Es ist nicht mal völlig still in dieser Nacht. Irgendwo in diesem Mehrfamilienhaus kruschelt immer ein Geräusch und von Ferne lässt sich das stetige Rauschen der A3 vernehmen.
Doch, die höre ich tatsächlich von unserem Zuhause aus, dabei liegt diese ordentlich weit entfernt von uns. Nachts tragen Geräusche einfach völlig anders, bekommen eine andere Bedeutung bisweilen. Frage mich so unsinniges, wer zu solchen Unzeiten beständig unterwegs sein mag - manchmal huschen mir Bilder von vermeintlich übermüdeten Truckfahrern durch den Kopf, reisenden Handelsvertretern und einsamen Seelen, die nachts alleine unterwegs sind auf der A3, mit dem Band der Autobahn unter sich und dabei ihrem vermeintlichen Ziel folgen oder doch eher ziellos durch die Nacht Kilometer um Kilometer hinter sich bringen, um nicht grübeln zu müssen.
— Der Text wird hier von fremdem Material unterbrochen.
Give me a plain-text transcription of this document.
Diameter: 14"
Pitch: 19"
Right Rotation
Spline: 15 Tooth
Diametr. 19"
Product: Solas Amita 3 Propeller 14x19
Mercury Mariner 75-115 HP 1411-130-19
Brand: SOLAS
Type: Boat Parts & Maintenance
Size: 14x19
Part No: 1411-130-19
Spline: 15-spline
In wenigen Tagen steht der Vollmond am Himmel und ich vermute, dass ich auf Grund dessen nicht schlummern kann – der Schlaf meines Sohnes stellte sich auch erst gegen Mitternacht ein. Jetzt schläft er tief und fest zufrieden in seinem Bett und träumt hoffentlich schönes. Meinen Sohn nachts in seinem Bett zu sehen, in all seiner Verletzlichkeit, erlaubt mir immer wieder einen Blick in seine kleine Jungenzeit zu erhaschen, mit all ihrer Weichheit und süßen Schwere – das ist immer wieder ein schöner Moment für mich – diese Momente oder einfach das Wissen Justin zufrieden und sicher in seinem Bett zu wissen, vermisse ich an ihm vielleicht am meisten, wenn er seine Zeit im Internat verbringt.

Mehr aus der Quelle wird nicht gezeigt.